А гады психуют, в дверь ломятся. Открываю. Ввалились кучей, фонарями своими зажужжали, по углам да под койкой оглядели и тут же давай нас гнать из дома: “вег, вег, аус, аус”. Старшие мои одеты, я сама в сенях успела схватить телогрейку, а дочушка моя в одной рубашонке, на печке, забилась к самой стенке, но не плачет. Достала я ее оттудова, взяла на руки и к кровати — за одеялкой. Показываю: дайте дите завернуть. Нет, вцепились в одеяло, из рук выдернули и толкают, толкают автоматами в спину. Так я и сейчас чувствую — железом в хребет. Говорю им: “Проклятые, дайте хоть хлеба горбушку взять детям”. А они толкают и толкают — “вег, вег” — к двери, в сени, на крыльцо, во двор, на мороз. Платок с головы сорвала, девчонку завернула и к себе, под ватник. А тут коровушка, кормилица наша, замычала, почуяла недоброе, я было к сараюшке шагнула, к Красавке, а немцы как заорут да автоматом в живот затолкали, заворачивай, дескать, пока жива, “вег-вег” — и за ворота.

Куда бечь, где укрыться? Стоим на мерзлой земле, от страха и слезы нейдут. В минуту остались мы безо всего, как есть голь бездомная. Были крестьяне, были колхозники, хозяева были, а сделались беженцы.

А по всему селу уже расползлись немцы — стучат, орут, ломают. Я их иначе как “проклятые” звать не могла. А вспомню, как швырнули нас в ту ночь на долгую нищету и беду, так скажу еще раз: проклятые.

Так вот — побежали мы к золовке, домов шесть от нас. Их изба деревянная, старая, немцев не взманила еще. Приняла нас Тася, у нее ребят двое. Девчонка постарше мово Витьки да малый лет четырех. Села я на лавку, тут и расплакалась. А уж о корове разжалелась как об родной маме. Почему я не ушла с нею, как Федя говорил, зараньше. Двинулись бы к Туле, за Оку, приняли бы нас с Красавкой в какой-нибудь деревне и были бы мы хоть одетые, да с каким-никаким припасом.

Тася, золовка, тоже поплакала, а потом схватилась, давай сумки-котомки набивать — хлебом, крупой, картошкой, курятиной вареной, маслом, сальцем. Полюшку мою приодели в платьице, пальтецо, валеночки, из чего ее дети выросли. Накормила нас Тася всем, что в печи было, ешьте, говорит, горячее, когда еще придется. Дети заснули, а мы с ней сидим одетые и, как услышим на улице шум, так дрожать — идут, мол. Заявились к полудню. Эти были подобрее, хоть из дома и выгнали, но сумки дали забрать. Тася было к корове, взять мы ее решили, немец Тасю по руке стукнул, закричал, захохотал дурным смехом, не дал корову.

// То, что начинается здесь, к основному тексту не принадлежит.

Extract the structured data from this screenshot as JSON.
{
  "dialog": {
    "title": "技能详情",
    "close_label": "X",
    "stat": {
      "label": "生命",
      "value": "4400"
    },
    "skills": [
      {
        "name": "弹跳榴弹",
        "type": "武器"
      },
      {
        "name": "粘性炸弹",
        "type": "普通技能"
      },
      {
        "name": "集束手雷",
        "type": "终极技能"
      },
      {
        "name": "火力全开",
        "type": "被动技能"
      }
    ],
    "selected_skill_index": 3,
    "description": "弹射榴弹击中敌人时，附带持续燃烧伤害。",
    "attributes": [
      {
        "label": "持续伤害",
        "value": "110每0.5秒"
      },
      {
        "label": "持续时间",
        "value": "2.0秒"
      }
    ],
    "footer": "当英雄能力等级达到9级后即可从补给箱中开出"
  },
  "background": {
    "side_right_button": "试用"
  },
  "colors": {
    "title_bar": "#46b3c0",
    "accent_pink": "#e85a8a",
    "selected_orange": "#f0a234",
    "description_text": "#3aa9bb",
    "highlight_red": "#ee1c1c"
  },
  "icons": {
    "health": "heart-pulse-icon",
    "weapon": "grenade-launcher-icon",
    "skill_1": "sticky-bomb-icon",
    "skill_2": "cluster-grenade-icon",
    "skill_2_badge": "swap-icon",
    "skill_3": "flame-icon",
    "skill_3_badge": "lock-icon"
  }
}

И пошли мы из родного села на восток, не знаем куда, к кому. На памяти одно название — Селихово. Большое село, нас туда вывозить собирались, километров двенадцать. Решили — туда. Может, там кто примет, если еще немцы их самих не выгнали. Конечно, мы ничего не знаем, можно сказать, пошли, куда дорога повела.

На пути, версты через две, деревня Дубровка, в ней жила сестра двоюродная — Тонька, непутевая бабенка, одна с девчонкой, незамужняя. Переночевали у нее, полночи проговорили, что делать, куда деваться. Тонька сказала, что пойдет с нами, одна страшилась остаться. Плела она чтой-то о селиховском старике, у которого перебудем, да он нам дорогу покажет, научит, как пробираться к Туле. “К Туле, за Оку, к Туле” — это у нас все твердили, и нам, глупым, казалось, что мы туда доберемся.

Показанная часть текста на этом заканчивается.